Director Morgan Spurlock uses a personal experiment - a month of McDonald’s for every meal - to show the dangerous and ridiculous effects of fast food on an average American.
His cavalier honesty gives the film a kind of empathy: Most of us have ridden the fat and sugar highs he talks at length about. I’d bet that many of us have also experienced the sickness, nausea, weight gain and worrisome blood work that he did.
Few of us do anything about it. The CDC says that two-thirds of Americans fit snugly in the overweight or obese categories.
The measure they use is weight in kilograms divided by height in meters squared - the body mass index. My BMI, for example, is just over 20, or on the low end of the average range. A BMI of 25 to 29 qualifies for overweight, and one of 30 or more qualifies for obese.
Fast food isn’t the only culprit. Many of the best-selling supermarket items are packaged foods with high sugar, high sodium, high fat or all three. Foods that taste good but lack the best nutrition make up the majority of choices available to us.
The choice of foods, as an issue, outstrips class and economy in America. I volunteered for more than two years (2000-2003) at a food pantry, and a number of the “consumers” were overweight or obese. (They insisted we use the empowering term “consumer” for our patrons, a policy I never felt comfortable with.) Much of the food we had to give away came from the USDA, which Spurlock highlights in a school cafeteria scene.

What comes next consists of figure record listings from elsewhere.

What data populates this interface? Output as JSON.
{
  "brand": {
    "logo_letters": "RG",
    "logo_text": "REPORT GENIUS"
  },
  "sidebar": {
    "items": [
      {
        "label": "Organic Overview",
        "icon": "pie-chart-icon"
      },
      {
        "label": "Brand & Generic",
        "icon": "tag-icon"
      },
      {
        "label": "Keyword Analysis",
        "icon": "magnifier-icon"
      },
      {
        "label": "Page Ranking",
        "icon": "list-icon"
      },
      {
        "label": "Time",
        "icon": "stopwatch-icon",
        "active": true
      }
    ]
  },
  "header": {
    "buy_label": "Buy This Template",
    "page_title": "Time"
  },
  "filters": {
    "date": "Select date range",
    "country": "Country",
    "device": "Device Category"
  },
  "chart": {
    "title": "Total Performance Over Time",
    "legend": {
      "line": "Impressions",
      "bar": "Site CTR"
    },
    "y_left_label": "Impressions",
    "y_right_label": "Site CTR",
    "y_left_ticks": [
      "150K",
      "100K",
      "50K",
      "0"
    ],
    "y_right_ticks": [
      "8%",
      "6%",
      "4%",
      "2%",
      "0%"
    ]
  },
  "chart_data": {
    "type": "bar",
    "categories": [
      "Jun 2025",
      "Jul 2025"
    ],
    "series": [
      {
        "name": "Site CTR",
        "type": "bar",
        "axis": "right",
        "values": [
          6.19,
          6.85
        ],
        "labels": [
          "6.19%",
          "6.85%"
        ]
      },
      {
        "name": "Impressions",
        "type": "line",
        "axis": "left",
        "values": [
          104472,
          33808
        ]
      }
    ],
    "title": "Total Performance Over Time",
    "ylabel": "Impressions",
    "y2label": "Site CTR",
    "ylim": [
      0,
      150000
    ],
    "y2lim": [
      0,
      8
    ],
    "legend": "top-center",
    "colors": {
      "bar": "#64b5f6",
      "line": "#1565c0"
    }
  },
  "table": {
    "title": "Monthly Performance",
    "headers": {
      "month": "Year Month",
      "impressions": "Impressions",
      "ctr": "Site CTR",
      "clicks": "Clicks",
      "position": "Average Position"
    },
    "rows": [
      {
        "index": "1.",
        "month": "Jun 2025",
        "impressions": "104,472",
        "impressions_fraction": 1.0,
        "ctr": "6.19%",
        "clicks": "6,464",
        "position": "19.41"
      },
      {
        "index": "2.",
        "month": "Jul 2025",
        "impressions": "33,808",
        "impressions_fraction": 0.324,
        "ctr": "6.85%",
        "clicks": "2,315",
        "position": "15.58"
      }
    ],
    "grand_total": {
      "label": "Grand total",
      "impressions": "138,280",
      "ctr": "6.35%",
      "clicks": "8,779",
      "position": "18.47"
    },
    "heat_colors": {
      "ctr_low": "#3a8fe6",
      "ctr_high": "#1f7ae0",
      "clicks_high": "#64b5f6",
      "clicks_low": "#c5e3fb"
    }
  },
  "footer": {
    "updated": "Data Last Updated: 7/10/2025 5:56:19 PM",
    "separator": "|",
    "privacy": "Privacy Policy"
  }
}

We filled out the grocery bags with high-sodium packaged foods, sugared cereals and desserts, and sent them on their caloried way.
Our attention seems directed away from health to focus on issues like who’s marrying whom, and who’s last on the island with the barrel of cash. Neither of those issues will kill us if we ignore it.
We have a nation of abundance. Changes to that basic fact of nature, with luck, lay far in the future. With that in mind, as a nation we need to focus on nurturing a little discipline when it comes to food.